Finding The Calm

I lived in a cabin on the river above the Tuckaseegee Gorge, near Dillsboro, North Carolina, in the suburbs of the Great Smokies.

The view from my favorite chair was of the river and the rocks that carved the river into rapids.  There were tea roses growing among the rocks, dogwoods enough, and wild day lilies.
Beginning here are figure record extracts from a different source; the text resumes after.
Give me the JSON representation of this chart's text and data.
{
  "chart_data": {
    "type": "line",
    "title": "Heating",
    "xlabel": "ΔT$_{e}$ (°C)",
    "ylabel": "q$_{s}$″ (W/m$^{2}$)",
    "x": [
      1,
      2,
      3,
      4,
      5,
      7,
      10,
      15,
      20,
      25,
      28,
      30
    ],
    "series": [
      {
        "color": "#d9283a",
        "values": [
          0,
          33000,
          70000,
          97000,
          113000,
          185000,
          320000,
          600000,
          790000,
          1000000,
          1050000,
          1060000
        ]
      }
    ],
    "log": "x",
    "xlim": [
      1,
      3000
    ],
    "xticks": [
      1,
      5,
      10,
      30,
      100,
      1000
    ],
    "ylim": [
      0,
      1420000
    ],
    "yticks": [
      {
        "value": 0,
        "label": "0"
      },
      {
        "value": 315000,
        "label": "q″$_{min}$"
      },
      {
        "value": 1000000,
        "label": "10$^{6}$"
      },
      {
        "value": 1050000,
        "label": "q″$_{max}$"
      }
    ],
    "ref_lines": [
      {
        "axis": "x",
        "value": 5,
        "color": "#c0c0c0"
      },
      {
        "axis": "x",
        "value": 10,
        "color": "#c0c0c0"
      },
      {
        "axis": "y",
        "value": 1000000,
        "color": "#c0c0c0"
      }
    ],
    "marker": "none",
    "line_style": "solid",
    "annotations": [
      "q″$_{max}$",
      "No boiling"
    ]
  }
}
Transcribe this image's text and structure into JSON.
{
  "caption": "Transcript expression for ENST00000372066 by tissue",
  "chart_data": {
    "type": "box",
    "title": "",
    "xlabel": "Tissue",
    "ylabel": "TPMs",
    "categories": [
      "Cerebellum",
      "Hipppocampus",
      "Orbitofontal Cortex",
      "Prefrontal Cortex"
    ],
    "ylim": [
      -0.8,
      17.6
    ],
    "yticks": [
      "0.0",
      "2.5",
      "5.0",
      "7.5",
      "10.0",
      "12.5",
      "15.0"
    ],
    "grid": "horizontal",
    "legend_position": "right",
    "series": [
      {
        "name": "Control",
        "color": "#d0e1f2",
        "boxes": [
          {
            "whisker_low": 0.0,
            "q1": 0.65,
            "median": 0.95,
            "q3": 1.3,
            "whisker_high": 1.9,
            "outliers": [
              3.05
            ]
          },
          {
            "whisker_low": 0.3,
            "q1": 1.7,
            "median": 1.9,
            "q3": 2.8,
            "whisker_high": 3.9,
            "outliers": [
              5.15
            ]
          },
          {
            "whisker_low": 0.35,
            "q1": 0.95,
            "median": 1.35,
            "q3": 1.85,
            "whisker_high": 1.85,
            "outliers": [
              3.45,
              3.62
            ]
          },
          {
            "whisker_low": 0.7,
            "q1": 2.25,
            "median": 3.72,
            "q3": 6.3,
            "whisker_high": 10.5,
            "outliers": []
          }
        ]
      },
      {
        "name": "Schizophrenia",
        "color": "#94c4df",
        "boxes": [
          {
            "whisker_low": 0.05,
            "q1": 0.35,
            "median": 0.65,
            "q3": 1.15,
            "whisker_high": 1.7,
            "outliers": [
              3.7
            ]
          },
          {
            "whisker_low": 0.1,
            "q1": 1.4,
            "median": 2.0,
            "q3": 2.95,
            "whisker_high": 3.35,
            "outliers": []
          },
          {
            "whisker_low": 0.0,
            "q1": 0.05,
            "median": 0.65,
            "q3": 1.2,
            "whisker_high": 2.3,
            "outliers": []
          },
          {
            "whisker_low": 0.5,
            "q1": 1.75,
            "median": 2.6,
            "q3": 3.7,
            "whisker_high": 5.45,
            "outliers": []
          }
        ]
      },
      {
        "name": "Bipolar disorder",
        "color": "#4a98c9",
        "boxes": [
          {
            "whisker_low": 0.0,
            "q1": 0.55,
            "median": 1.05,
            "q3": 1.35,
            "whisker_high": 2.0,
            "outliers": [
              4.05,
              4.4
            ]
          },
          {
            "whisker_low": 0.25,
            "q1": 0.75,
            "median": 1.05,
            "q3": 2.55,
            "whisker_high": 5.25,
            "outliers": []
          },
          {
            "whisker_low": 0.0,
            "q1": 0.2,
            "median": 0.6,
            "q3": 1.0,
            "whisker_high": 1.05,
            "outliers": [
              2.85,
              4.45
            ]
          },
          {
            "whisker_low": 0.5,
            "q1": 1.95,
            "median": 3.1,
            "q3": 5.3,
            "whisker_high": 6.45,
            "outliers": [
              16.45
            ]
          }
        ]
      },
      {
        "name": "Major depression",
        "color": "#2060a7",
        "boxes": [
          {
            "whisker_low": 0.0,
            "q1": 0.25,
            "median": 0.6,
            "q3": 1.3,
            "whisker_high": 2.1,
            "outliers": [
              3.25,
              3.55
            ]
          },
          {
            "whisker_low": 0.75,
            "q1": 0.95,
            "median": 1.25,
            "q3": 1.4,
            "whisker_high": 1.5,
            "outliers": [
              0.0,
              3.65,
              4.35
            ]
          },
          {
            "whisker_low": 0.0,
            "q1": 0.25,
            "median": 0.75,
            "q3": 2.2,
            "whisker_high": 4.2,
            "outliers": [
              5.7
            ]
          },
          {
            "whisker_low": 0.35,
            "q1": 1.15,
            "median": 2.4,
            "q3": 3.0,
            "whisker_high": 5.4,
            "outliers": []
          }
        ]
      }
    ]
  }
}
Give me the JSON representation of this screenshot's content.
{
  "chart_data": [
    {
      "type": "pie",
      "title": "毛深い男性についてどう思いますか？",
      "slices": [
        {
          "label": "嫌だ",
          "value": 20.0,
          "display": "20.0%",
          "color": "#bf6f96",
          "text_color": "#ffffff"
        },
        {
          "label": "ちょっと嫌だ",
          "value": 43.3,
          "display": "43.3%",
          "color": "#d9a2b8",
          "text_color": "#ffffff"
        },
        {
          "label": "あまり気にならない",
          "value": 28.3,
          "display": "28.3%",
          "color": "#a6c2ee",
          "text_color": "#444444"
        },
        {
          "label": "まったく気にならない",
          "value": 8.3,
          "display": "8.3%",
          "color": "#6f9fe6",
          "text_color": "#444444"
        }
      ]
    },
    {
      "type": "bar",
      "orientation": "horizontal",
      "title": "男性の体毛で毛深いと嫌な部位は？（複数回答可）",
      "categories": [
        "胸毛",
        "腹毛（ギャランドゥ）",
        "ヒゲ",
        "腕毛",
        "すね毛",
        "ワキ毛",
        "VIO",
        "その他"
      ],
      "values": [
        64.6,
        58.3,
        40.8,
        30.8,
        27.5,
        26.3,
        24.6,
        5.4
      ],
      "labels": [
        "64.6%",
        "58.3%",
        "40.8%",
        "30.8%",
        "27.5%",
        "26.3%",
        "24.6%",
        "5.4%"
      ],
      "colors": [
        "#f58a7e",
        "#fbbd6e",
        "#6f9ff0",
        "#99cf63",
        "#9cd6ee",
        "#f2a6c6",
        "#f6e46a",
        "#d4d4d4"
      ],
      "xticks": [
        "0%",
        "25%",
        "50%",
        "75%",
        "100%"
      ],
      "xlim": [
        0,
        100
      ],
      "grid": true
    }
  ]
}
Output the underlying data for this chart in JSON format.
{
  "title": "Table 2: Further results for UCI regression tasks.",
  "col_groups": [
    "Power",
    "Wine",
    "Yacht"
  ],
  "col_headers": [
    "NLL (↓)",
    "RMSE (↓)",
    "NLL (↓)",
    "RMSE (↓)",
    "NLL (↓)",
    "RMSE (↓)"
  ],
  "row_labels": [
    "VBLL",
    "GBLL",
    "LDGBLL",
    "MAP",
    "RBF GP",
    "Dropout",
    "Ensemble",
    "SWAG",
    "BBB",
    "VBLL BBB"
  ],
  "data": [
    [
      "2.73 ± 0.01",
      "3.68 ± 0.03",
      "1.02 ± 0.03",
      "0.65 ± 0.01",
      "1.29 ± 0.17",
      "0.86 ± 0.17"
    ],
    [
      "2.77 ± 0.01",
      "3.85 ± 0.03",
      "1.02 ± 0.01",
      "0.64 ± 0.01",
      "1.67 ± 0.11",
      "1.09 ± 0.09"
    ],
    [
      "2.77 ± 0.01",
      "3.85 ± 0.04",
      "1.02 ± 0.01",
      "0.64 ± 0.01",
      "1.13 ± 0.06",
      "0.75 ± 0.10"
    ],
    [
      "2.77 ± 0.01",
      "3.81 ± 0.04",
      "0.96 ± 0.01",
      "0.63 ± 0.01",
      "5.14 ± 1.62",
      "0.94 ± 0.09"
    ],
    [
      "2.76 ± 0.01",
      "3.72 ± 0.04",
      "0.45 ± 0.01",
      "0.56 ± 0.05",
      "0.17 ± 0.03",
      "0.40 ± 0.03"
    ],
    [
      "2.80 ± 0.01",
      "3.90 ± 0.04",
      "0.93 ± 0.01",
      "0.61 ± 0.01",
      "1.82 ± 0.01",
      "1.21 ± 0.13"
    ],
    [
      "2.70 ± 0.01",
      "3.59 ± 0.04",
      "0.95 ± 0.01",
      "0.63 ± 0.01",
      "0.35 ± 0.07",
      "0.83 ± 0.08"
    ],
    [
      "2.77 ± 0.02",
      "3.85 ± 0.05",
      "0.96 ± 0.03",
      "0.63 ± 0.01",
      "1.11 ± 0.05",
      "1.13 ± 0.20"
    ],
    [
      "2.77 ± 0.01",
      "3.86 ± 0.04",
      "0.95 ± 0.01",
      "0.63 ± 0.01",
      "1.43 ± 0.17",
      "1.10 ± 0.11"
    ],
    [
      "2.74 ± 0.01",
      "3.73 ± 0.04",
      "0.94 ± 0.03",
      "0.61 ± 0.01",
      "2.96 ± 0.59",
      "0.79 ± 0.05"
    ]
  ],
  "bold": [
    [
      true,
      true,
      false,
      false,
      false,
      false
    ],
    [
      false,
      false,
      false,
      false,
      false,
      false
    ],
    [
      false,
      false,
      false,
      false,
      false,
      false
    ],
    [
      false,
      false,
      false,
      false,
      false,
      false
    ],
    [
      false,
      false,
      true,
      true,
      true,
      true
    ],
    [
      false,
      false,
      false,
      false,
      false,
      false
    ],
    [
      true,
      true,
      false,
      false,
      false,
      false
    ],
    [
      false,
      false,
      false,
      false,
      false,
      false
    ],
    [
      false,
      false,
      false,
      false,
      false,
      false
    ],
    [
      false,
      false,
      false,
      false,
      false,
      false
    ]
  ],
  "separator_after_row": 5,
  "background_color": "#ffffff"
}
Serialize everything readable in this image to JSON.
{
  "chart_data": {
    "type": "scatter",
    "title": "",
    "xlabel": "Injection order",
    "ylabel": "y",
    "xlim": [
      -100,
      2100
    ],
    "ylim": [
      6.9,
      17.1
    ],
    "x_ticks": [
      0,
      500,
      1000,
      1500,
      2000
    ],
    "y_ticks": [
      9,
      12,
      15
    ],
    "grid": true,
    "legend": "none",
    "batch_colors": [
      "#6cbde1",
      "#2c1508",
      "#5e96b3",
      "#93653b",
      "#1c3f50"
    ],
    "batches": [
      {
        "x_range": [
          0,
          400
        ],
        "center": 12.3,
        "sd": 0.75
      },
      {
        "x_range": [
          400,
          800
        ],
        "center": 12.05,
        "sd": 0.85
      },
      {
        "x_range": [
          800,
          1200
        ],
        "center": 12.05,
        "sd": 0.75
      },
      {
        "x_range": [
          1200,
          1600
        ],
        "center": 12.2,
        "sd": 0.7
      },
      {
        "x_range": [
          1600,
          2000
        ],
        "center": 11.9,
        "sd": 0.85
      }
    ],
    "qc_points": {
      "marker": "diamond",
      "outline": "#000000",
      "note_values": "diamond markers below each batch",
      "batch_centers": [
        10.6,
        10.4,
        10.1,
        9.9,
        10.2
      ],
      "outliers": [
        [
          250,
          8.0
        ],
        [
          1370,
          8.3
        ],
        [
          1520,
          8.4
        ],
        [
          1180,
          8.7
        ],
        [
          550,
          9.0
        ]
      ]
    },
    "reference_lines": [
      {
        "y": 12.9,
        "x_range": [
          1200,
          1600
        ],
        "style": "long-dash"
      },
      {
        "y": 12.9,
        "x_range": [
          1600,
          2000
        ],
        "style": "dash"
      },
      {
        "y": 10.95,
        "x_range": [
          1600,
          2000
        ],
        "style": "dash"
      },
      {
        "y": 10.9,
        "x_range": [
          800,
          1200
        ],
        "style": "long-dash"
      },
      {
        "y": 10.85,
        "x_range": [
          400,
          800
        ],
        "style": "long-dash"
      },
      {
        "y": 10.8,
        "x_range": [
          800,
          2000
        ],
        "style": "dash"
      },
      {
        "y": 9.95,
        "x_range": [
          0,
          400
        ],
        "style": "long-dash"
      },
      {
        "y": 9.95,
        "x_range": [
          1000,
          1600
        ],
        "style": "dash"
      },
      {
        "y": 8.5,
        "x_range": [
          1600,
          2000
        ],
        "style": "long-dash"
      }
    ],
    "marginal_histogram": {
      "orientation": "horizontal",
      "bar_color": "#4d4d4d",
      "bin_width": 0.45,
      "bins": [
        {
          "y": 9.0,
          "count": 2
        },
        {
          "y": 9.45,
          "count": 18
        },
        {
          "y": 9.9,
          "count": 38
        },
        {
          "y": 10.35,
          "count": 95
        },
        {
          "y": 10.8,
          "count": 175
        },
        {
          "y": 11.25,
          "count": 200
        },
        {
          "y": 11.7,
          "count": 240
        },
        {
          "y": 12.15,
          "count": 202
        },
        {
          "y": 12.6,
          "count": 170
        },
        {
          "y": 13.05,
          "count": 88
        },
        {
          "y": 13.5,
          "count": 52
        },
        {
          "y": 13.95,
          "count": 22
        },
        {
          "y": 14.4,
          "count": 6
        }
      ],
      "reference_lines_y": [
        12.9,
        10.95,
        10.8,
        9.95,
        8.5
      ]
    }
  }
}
It sounds more beautiful than it was.  Next door was a junky little campground catering to Florida refugees.  Farther along stood an industrial rock crusher and mounds of gravel a hundred feet tall, with dump trucks coming and going all day.

Sitting in my favorite chair, you saw no evidence of neighbors, only the river running east and a ridge line of poplar and hemlock trees.  In my chair I drank coffee each morning, stared at the river, and sometimes read the King James Bible.  Not to seek guidance or in fear of going to hell; I read scripture for the poetry of it, the sounds of the words, those towering verses that rang like bronze bells:

“ . . . Yea though I walk through the valley of the shadow . . . Our father who art in heaven . . .”

I hoped to get some of that quality of bronze into my own writing, to replace the ring of tin.  I had not been religious since learning that Santa Claus was a lie.

One morning I was browsing the New Testament, when coming upon the Lord’s Prayer, I set the book aside and gazed at the river, reciting the prayer from Presbyterian memory.

I hadn’t been inside a church in seventeen years.  The last time had been the occasion my father’s funeral.  Not that his sudden demise triggered a further loss of faith after Santa Claus went up in smoke.  From the time I was twelve years old, I believed in nothing I could not see.  Most days growing up, I did not see much of my father.

I recited the Lord’s Prayer, listening to the sounds, the music of the language, imbibing the rhythm,.  “. . . thy kingdom come, thy will be done . . .”

Suddenly my attention, my line-of-sight, shifted to the interior wall of the cabin, the knotty pine paneling.

I focused on a single pine knot.

Suddenly the grain of the wood was magnified, such that I clearly saw the individual crevices of the grain, the play of light and shadow in minute relief.  It looked as if the wood were breathing, pulsing.  Dumbfounded, I stopped reciting, shook my head, and looked again.

The pine paneling was polka-dotted with knots.  Now I couldn’t tell which one I’d been looking at.  I chose another and recited again, wondering if another magnification would occur.

Like somebody flipped a switch, the pulsing started, my eyesight grew acute.

I sort of giggled, because along with enhanced vision came a pleasurable sensation of calm.

Again I recited the words, and again came a magnification of my senses, eyesight and hearing, also the pleasurable sensation of calm.

I could not let it happen without trying to understand.  Reasoning with the experience brought it to an end.

I wondered if the rhythm of the words, the phonetics of the language, had brought it on.  It felt good to repeat the prayer, the calming effect occurred consistently.  I did not attach sentiments of Christian faith to the words.  The cause and effect seemed to be purely mechanical.

Around town in public, I found myself repeating the prayer silently.  Nobody could tell.  I could do it all I wanted.

And in the woods, in the late afternoons, after writing, when I would take off alone and wander, the enhancement of eyesight and hearing gave me a leg a up among the other animals.  Another strange thing was how my sense of direction improved.  In the woods in the mountains sometimes it was easy to get turned around.  But I did not get lost anymore when I repeated the words, and went the way instinct told me to go.

The sensation of calm certainty, when coming to a fork-in-the-road, and you decide.  The way to go is the truth of the compass inside you.